Puis, le lendemain, à l'heure où le coq chante et où la nuit qui tient encore la ville et les champs, les hommes et les bêtes, en son pouvoir, les cède pourtant peu à peu au jour qui se lève triomphant, nous nous mîmes en route.
Et lorsque nous fûmes sortis de la ville aux remparts sombres et orgueilleux, nous nous sentîmes hors de prison. Nous passâmes près du jardin. Jonathan me regarda avec un regard indéfinissable ; je détournai la tête. Quelques pas plus loin, Joanna me dit :
- N'est-ce pas ici que nous le vîmes, au moment où il se disposait à entrer dans sa ville ?

Je lui montrai un tas de branches et de palmes desséchées, mises en tas au bord de la route.
- Le reste de la fête, dis-je.

Quelques jours après, nous étions à Capernaüm, harassés, le coeur vide.
Capernaüm, ville de nos jeunes années, lieu des révélations ineffables, dont la colline et le lac ont été visités par Dieu même, ville de misère et de gloire ! Capernaüm, ton jour le plus beau n'était pas encore levé !

Ah, ce lendemain de sabbat!
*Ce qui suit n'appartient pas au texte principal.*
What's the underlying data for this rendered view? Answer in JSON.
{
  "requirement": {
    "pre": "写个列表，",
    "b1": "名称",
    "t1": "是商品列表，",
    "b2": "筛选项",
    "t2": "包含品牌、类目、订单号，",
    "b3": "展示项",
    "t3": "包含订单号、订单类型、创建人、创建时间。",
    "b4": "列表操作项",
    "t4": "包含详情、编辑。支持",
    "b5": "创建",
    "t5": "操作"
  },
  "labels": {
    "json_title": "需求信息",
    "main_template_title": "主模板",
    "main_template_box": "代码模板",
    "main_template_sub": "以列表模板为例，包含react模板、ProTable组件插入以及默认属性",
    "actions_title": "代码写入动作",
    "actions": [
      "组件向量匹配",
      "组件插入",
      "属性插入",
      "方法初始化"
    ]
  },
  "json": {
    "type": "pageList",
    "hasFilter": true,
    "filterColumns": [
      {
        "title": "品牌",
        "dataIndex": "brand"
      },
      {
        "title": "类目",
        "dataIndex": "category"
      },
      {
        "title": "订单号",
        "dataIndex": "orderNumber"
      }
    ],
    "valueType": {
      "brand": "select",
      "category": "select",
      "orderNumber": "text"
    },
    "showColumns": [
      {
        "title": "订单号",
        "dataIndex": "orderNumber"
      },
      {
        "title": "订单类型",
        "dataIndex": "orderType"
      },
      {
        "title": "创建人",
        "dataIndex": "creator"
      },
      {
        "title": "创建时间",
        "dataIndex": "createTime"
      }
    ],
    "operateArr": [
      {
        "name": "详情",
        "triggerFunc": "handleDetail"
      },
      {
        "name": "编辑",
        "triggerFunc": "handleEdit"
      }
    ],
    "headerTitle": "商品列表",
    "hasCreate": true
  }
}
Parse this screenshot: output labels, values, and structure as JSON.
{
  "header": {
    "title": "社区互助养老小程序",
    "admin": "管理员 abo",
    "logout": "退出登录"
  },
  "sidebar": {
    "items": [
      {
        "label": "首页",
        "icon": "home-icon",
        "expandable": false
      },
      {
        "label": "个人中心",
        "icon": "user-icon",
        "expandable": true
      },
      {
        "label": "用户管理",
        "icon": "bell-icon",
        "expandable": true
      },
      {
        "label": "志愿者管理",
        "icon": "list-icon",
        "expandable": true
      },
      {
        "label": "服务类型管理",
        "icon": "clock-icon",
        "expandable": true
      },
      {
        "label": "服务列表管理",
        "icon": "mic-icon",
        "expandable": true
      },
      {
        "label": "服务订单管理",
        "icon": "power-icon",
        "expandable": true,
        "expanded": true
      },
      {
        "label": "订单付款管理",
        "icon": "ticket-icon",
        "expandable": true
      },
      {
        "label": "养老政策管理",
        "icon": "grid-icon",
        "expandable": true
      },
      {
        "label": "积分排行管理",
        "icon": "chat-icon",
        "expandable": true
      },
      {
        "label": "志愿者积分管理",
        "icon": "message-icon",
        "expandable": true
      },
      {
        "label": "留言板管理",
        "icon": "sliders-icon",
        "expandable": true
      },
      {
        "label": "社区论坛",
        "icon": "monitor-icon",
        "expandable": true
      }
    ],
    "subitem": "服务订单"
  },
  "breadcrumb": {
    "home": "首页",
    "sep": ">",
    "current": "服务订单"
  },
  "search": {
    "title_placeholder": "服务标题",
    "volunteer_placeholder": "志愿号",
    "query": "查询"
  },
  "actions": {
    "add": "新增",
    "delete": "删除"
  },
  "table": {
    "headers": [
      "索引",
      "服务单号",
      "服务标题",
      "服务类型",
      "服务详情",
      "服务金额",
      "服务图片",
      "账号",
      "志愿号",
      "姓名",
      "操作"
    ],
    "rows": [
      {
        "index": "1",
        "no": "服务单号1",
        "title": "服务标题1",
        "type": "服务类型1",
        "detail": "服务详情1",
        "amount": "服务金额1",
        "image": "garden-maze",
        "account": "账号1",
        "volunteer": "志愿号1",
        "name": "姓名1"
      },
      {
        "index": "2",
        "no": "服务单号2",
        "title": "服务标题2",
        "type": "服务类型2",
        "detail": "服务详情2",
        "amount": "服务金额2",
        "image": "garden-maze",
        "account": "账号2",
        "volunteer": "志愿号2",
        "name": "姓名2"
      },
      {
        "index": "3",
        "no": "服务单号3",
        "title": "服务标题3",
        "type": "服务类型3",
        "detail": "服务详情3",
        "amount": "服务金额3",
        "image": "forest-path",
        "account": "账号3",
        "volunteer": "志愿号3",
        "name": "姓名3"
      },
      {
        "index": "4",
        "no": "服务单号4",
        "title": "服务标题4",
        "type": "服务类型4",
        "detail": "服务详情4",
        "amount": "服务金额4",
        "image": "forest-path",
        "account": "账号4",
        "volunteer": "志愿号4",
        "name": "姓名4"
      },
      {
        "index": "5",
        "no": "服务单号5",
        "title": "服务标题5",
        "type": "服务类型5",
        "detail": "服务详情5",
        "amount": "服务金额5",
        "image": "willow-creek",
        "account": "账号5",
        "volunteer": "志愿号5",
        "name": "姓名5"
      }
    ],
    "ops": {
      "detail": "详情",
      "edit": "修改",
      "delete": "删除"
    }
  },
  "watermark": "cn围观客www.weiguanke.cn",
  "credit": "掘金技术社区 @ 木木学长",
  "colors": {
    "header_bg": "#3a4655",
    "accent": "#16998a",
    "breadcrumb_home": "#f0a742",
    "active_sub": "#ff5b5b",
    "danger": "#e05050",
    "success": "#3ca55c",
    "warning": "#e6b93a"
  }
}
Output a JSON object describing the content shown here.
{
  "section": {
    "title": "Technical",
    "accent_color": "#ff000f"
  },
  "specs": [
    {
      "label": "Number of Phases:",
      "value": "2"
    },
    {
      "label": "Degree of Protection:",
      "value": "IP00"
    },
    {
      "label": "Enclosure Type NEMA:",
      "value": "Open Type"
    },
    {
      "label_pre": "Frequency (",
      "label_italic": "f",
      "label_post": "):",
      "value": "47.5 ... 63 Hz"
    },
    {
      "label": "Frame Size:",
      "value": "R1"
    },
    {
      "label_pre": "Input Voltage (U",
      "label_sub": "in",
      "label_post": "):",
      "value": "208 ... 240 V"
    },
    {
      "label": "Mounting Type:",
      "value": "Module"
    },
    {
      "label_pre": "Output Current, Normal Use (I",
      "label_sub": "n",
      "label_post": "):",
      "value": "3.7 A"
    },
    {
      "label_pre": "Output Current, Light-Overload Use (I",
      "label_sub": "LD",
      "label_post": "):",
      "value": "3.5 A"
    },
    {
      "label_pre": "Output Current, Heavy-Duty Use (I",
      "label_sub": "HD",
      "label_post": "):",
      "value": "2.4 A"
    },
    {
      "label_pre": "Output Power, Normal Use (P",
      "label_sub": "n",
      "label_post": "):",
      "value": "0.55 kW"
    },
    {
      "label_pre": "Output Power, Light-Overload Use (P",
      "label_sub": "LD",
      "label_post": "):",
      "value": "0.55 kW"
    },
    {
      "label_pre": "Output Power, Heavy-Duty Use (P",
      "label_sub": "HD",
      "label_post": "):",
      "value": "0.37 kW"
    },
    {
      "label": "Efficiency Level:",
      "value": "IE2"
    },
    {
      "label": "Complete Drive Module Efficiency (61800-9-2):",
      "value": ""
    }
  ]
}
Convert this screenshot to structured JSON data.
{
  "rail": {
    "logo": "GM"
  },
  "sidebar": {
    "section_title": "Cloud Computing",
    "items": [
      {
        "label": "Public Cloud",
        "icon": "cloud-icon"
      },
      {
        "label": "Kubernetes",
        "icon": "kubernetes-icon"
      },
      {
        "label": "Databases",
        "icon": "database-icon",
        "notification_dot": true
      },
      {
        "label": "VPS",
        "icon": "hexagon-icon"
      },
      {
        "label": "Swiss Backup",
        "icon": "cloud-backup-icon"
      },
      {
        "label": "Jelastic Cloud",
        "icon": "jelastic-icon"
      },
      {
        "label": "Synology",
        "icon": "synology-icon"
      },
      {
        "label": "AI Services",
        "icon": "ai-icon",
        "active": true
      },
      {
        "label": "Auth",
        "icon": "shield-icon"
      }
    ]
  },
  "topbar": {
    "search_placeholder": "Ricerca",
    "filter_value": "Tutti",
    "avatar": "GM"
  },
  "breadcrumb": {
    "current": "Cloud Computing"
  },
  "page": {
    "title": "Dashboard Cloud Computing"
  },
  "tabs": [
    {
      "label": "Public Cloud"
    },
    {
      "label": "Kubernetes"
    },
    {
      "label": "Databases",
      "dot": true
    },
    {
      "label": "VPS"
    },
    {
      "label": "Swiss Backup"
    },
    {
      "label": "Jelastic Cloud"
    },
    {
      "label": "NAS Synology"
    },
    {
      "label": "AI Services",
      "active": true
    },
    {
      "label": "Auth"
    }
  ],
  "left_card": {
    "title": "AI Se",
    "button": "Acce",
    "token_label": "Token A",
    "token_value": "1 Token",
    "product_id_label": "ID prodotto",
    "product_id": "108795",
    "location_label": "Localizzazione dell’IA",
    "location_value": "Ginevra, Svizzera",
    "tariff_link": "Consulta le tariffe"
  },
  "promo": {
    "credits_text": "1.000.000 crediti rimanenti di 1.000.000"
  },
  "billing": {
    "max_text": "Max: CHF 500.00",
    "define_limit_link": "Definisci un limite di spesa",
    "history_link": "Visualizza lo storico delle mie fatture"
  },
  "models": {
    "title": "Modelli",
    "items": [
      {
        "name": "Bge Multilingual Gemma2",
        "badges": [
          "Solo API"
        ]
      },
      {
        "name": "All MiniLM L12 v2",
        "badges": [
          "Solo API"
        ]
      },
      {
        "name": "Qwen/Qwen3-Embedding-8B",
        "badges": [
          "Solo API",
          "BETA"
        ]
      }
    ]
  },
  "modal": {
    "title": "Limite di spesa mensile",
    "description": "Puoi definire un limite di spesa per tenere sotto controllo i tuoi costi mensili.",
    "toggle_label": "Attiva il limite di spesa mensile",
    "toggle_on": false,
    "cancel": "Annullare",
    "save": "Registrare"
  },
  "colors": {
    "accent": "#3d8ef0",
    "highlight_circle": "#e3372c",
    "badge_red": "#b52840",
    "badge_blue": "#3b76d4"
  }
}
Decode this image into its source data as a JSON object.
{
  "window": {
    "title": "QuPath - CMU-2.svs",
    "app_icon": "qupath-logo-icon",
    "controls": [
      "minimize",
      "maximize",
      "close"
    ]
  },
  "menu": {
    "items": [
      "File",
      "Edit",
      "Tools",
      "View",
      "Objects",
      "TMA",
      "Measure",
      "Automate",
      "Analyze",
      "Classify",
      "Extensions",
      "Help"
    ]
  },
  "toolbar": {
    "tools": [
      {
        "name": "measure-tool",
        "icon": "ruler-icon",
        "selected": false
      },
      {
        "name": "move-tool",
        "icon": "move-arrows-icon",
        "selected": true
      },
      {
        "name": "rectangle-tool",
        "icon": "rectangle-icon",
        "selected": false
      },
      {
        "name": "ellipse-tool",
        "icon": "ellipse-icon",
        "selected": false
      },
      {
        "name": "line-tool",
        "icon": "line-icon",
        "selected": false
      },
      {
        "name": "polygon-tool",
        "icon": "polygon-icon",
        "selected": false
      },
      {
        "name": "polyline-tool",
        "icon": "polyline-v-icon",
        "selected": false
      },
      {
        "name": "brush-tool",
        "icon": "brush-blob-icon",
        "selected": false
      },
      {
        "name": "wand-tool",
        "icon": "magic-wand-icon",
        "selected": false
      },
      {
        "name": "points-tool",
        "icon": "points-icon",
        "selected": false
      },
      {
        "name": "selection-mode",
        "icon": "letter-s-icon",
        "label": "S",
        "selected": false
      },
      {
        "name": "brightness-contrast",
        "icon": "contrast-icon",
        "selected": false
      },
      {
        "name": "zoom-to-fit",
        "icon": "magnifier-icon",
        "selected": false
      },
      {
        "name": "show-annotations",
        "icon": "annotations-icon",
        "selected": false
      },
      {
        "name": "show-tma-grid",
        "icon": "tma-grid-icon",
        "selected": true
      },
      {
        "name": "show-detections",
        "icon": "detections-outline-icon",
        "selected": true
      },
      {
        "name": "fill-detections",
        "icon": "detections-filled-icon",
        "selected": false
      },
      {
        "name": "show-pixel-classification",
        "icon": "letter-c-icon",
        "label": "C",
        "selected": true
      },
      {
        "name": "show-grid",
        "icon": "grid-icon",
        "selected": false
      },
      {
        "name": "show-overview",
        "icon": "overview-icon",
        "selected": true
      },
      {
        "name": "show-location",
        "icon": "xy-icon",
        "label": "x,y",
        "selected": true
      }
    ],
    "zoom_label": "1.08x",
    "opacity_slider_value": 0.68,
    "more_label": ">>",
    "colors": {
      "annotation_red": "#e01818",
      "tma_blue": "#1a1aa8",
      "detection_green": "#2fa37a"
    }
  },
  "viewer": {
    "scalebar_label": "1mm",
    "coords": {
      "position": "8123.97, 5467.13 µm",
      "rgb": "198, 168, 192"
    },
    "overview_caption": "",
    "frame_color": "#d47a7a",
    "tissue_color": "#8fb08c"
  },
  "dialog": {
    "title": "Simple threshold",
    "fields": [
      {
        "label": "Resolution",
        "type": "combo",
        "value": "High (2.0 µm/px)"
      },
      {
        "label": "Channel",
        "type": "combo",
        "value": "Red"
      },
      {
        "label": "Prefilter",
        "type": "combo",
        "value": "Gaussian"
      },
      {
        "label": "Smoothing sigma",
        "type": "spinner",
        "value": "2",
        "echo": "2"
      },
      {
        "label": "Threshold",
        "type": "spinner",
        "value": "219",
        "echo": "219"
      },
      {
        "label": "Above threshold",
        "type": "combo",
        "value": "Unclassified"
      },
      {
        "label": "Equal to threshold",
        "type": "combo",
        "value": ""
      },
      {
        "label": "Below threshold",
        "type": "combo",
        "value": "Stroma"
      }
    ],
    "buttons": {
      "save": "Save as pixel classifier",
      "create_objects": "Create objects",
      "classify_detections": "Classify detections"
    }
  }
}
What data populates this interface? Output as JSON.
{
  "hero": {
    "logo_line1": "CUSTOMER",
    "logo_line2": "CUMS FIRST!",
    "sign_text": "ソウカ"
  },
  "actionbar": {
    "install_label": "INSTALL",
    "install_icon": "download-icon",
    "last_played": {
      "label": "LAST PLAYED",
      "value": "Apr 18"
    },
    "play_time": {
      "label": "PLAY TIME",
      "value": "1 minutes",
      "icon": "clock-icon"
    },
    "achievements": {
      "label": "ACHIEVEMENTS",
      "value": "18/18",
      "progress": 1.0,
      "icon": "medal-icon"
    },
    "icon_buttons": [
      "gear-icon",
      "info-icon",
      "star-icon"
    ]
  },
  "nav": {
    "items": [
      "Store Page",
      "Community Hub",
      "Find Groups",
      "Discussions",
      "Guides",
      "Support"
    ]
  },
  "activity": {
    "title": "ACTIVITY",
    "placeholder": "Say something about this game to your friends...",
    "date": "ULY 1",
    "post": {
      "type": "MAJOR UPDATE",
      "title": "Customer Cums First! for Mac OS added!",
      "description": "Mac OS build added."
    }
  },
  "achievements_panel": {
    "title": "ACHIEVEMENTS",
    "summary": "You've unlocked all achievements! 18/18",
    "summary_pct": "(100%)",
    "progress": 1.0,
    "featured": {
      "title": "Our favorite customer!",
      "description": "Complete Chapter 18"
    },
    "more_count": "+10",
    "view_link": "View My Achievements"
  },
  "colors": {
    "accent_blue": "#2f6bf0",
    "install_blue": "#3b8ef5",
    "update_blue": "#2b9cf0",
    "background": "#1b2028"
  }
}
Nous avions commencé notre travail et tout nous semblait pesant. Nous n'avions pu encore nous habituer à la terre sans Jésus. Son pas ne foulait plus notre sol, sa bouche ne respirait plus l'air qui nous remplissait et nous donnait la vie. Le ciel était sans soleil. Pourtant, disait Joanna, il nous faut vivre et travailler comme s'il était encore là ! C'est la loi de Dieu !
C'est à ce moment que Tsadok parut, couvert de poussière, mais porté par une force surhumaine, une force de triomphe et de joie, et de folie irrésistible.
- Jonathan, Joanna, il vit. Elias, il vit ! Il est ressuscité'
- Tsadok, lui dit mon maître avec sévérité, es-tu fou ? Que dis-tu là ?
- Je dis qu'il est vivant !
- Jésus vivant ! C'est impossible ! Tu l'as vu ?
- Moi, non ! Mais Pierre l'a vu, Jean l'a vu, les Onze l'ont vu et lui ont parlé !
- Ils lui ont parlé !
- Oui ! Vivant, il est vivant ! Et il vient à Capernaüm !
- Que dis-tu ? s'écria Jonathan. Il vient à Capernaüm ?
- Il a prévenu ses disciples qu'il les verrait en Galilée ; où cela peut-il être, sinon ici ?
- Sur la colline ! criai-je ; où donc, sinon sur la colline où croissent les lis des champs !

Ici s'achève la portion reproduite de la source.